On September 26, 2021, in the middle of the Facebook Files controversy, Meta took the unusual step of publishing its own internal research. Pratiti Raychoudhury, the company’s Vice President and Head of Research, released two annotated slide decks - the internal Instagram teen well-being studies that The Wall Street Journal had reported on - both to Congress and to the public, with notes added to each slide to give context.
The Wall Street Journal had highlighted findings such as a slide stating that among teens who reported suicidal thoughts, a percentage traced the start of those thoughts to Instagram, and that the app made body-image issues worse for a meaningful fraction of teenage girls. Meta did not dispute that the slides existed but contested the framing. The company stated that on 11 of 12 well-being issues, teenage girls who said they struggled with those issues also said Instagram made them better rather than worse, and argued that “it is simply not accurate that this research demonstrates Instagram is ‘toxic’ for teen girls.” It emphasized that the studies were small, qualitative, and built to inform internal product conversations rather than to produce population-level conclusions.

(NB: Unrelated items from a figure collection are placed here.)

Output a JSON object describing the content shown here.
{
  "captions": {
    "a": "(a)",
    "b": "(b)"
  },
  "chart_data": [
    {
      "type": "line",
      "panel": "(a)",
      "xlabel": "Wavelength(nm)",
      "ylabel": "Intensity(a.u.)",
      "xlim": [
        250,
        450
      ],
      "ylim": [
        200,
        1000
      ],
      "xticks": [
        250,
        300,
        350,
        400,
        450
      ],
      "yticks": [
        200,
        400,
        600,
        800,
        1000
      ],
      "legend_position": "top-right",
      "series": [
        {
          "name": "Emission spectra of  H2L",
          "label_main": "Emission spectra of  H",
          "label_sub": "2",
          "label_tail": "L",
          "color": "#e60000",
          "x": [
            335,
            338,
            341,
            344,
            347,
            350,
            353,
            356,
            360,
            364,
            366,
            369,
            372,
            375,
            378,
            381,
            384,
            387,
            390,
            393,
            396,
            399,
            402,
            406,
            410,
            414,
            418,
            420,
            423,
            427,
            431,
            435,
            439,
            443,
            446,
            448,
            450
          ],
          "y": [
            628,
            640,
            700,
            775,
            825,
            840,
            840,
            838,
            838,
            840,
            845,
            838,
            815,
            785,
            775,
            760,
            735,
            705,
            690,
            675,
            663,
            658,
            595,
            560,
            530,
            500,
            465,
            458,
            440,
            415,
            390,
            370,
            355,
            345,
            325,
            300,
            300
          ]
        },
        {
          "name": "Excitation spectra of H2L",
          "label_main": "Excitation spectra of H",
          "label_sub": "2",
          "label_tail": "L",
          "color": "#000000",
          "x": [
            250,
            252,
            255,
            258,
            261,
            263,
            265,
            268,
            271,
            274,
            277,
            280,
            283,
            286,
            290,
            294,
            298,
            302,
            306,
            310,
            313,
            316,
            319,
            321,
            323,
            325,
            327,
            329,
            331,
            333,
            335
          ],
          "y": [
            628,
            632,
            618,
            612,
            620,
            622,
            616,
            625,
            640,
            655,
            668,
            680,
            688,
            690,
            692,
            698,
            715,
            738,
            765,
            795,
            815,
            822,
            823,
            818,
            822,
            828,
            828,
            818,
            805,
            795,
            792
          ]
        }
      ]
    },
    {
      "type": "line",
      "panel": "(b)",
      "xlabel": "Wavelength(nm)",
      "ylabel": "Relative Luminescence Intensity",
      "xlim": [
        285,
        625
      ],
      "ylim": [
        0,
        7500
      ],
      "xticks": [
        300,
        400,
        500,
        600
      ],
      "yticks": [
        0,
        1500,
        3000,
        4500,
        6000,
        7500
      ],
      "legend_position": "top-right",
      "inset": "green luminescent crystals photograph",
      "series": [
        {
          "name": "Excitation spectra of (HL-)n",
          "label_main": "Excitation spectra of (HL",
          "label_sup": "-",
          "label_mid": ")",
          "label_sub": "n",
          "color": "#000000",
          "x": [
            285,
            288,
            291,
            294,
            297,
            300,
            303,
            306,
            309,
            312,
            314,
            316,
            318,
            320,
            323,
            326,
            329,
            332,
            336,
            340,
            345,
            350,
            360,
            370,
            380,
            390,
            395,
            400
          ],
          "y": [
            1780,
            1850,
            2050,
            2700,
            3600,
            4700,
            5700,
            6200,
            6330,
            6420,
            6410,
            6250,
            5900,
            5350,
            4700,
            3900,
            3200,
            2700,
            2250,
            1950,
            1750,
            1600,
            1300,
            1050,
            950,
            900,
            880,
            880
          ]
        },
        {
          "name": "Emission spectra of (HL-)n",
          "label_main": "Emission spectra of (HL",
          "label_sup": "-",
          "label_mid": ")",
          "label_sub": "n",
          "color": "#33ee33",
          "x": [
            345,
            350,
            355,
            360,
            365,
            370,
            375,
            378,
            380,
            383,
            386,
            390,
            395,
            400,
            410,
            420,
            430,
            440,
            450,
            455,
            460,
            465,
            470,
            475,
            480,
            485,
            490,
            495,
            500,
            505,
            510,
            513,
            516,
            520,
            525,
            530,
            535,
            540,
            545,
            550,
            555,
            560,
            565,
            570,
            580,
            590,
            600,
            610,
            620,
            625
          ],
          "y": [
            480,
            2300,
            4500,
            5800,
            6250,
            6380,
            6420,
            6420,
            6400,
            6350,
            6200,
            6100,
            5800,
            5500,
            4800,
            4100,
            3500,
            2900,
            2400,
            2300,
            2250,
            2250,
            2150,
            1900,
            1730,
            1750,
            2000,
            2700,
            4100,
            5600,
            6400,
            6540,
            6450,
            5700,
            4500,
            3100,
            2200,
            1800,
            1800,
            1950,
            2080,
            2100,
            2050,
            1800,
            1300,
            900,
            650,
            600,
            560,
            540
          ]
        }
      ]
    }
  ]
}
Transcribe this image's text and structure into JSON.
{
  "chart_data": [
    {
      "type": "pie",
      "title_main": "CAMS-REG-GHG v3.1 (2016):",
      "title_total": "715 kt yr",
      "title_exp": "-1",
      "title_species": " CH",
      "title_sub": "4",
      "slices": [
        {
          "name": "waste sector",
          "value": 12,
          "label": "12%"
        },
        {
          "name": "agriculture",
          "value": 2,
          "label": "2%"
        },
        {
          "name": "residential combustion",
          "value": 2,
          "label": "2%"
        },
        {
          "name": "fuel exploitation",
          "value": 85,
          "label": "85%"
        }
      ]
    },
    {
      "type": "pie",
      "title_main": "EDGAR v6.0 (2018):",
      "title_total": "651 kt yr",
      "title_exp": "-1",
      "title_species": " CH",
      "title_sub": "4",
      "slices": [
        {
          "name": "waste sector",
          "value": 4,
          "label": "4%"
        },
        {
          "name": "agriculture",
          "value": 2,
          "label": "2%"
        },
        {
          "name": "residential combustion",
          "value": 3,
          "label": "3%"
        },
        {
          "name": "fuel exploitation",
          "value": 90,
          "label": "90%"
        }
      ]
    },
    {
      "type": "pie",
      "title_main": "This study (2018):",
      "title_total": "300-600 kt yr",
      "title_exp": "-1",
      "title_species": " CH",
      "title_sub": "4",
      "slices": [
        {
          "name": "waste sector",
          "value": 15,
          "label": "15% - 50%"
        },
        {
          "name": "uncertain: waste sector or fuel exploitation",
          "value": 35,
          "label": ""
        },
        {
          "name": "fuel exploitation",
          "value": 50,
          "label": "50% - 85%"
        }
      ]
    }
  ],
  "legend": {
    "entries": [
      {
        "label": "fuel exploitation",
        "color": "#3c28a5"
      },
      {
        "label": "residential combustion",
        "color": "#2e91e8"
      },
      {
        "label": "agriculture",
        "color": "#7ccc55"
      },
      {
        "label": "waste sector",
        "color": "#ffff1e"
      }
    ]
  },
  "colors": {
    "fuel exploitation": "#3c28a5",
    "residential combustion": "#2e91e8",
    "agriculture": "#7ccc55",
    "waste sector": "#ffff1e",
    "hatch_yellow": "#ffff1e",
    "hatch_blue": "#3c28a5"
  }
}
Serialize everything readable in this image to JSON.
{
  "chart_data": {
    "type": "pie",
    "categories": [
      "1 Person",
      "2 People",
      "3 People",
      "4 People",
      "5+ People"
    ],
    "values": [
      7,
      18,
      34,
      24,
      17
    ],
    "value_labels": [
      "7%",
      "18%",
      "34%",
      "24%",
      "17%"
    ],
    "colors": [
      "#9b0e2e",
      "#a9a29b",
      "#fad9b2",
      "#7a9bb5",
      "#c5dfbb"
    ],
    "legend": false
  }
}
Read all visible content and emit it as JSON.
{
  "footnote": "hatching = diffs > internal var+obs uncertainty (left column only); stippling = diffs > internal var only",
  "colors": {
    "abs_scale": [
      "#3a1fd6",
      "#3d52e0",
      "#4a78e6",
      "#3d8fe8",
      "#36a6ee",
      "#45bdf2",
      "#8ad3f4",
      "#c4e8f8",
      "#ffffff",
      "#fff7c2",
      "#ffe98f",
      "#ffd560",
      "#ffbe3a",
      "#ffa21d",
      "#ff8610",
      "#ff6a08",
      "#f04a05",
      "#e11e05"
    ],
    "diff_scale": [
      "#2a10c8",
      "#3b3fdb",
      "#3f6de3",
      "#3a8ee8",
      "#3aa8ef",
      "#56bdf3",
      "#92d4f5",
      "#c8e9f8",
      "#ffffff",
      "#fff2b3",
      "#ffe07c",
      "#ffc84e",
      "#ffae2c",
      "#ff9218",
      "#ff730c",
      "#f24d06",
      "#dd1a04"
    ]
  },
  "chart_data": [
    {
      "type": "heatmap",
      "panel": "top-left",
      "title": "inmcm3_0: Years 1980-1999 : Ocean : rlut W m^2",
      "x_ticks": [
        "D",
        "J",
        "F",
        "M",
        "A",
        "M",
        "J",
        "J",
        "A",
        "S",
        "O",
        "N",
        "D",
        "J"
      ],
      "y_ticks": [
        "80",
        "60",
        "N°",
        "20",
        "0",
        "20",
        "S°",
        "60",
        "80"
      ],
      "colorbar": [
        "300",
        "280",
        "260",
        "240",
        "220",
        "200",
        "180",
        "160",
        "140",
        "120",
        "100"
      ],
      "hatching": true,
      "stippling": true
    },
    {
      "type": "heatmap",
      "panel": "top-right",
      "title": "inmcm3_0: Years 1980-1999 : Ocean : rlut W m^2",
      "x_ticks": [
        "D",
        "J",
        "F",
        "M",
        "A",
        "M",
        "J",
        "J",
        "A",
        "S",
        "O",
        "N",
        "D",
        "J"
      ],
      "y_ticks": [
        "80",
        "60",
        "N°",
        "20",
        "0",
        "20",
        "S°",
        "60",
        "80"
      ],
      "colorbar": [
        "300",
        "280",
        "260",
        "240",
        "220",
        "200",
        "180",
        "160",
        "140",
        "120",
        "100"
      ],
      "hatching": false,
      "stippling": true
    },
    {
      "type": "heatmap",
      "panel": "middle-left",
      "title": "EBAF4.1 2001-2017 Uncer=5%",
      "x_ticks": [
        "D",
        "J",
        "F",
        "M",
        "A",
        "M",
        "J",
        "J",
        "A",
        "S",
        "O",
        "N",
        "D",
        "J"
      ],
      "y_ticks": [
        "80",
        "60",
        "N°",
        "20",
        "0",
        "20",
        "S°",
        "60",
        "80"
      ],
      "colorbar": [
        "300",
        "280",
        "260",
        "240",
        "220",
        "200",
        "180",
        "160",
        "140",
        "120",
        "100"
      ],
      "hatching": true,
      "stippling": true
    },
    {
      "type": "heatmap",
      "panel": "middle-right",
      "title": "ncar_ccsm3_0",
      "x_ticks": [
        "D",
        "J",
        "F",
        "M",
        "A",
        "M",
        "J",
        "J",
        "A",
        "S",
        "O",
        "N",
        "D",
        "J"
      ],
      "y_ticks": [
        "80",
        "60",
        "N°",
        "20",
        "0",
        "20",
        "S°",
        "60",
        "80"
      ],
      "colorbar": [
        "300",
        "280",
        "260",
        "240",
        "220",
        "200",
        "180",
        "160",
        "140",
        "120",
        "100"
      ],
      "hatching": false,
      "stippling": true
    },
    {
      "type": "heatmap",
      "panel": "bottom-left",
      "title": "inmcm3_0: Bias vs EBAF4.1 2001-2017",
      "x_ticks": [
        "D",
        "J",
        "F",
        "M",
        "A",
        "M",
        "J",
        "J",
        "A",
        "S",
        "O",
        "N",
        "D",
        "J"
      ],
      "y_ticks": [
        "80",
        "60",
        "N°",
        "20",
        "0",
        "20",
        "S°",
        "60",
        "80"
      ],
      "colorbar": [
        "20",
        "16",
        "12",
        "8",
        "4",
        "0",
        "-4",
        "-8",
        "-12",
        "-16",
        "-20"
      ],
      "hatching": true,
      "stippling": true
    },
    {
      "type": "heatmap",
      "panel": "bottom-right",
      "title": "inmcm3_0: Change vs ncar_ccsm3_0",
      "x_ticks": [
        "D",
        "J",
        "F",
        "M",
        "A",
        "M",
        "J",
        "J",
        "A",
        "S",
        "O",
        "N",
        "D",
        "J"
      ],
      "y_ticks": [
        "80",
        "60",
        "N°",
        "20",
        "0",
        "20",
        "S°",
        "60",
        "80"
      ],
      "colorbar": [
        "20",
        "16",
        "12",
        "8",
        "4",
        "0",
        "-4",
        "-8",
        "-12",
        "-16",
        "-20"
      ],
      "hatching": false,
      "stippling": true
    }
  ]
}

The release became a case study in how a company responds when its own research is used against it: rather than only rebutting reporting, Meta published the underlying documents with its own annotations.
Why business readers should care: this episode shows what happens when internal research meets public disclosure. The same data can support sharply different stories depending on framing, and a company’s decision to release primary documents - annotated on its own terms - is now part of the crisis-response playbook.